私とシャンティとの出会いは今から11年前のこと。飼育員になったばかりの私は、いきなりゾウの担当を任されることになりました。そこで、私の動物園生活のいわばパートナーになったのが、威風堂々としたダンボと、そのダンボを慕い少し甘えん坊気質の抜けないシャンティでした。初めてシャンティと同じ部屋の中に入ってその姿を目の当たりにした時の印象は、とにかくでかい。そして怖い。それが正直な感想でした。

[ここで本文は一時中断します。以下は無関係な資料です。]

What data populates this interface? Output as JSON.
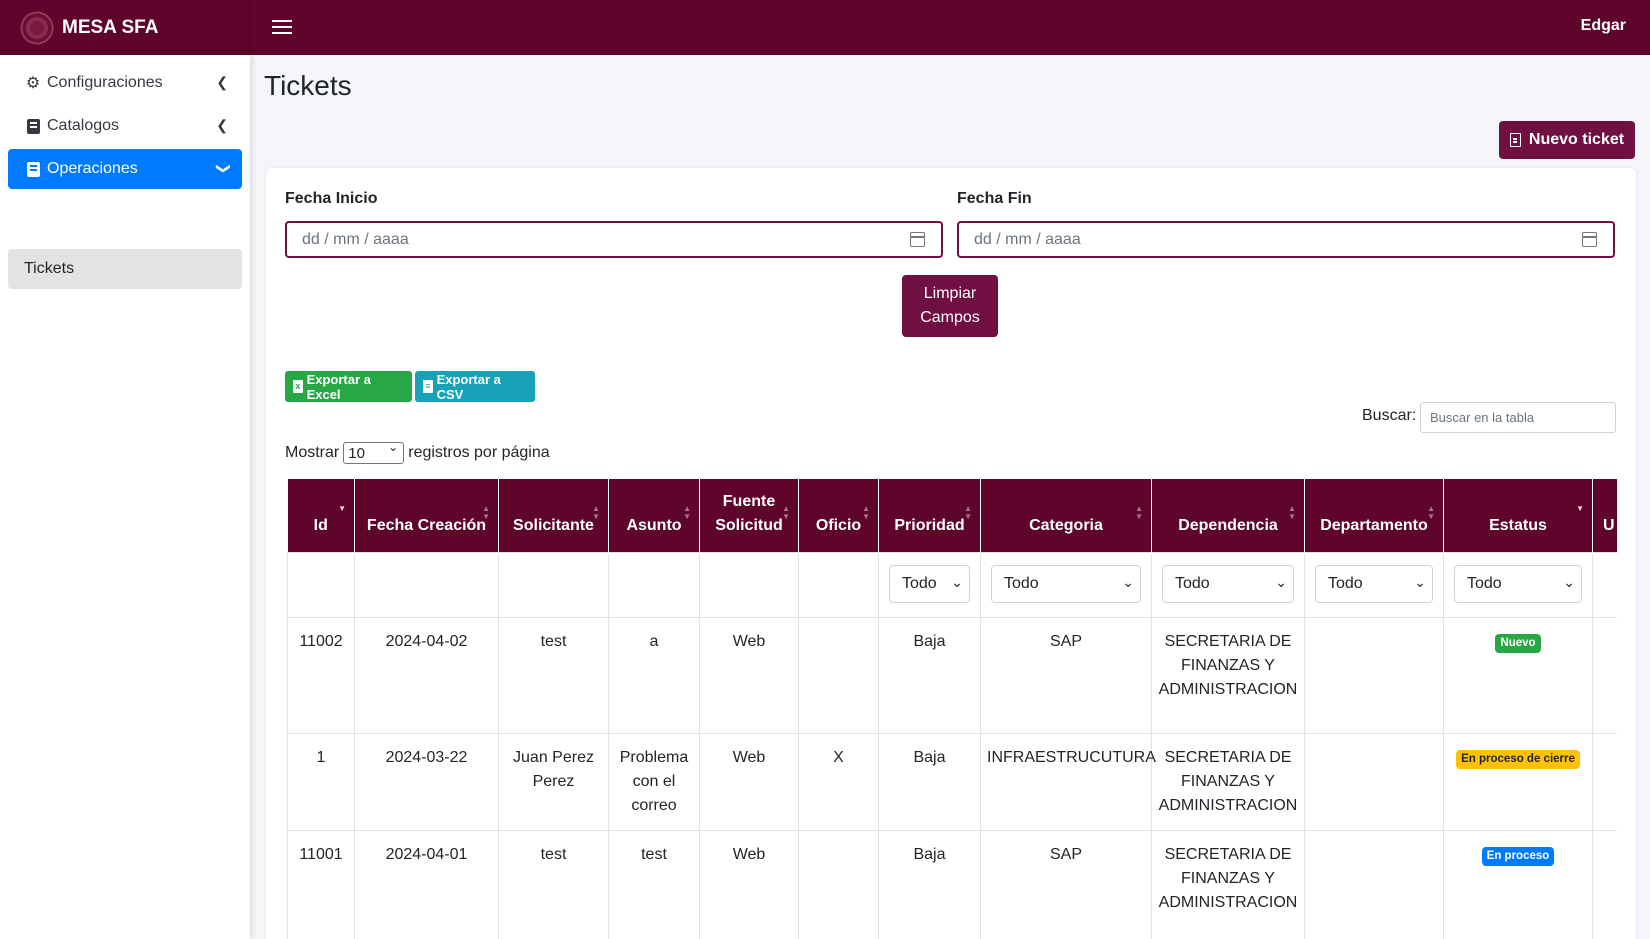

私とシャンティが一番深く関わっていたのが昼のトレーニングの時間であり、少しでもシャンティとの距離を縮めたいと肩にも言葉にも力がこもってはいたものの、なかなかこちらの思うように動いてはくれず、先輩方との技術・経験の差をまざまざと実感しました。シャンティと過ごした日々の中では、試行錯誤や苦労したことも多かったように思います。しかし、今振り返ってみると良い事ばかりが思い出されるのはなんとも不思議なものです。硬くざらざらとした肌の質感。感情を表現してくれた大きな眼差し。だんだんと私の言葉を理解し体を動かしてくれたシャンティ。これらを担当飼育員として、直に経験できたことは私の貴重な財産となりました。みなさんの中にも、シャンティとの思い出をお持ちの方も多いと思います。元気な姿のシャンティに会うことはもう叶いませんが、シャンティとの思い出を心の中に残していただければ、担当飼育員としてはこれ以上の喜びはありません。

一頭になってしまったダンボの事は心配ではありますが、今日もいつもと変わらず元気な様子を見せてくれています。これからはシャンティの分までダンボの事を気にかけてお世話をしていこうと思います。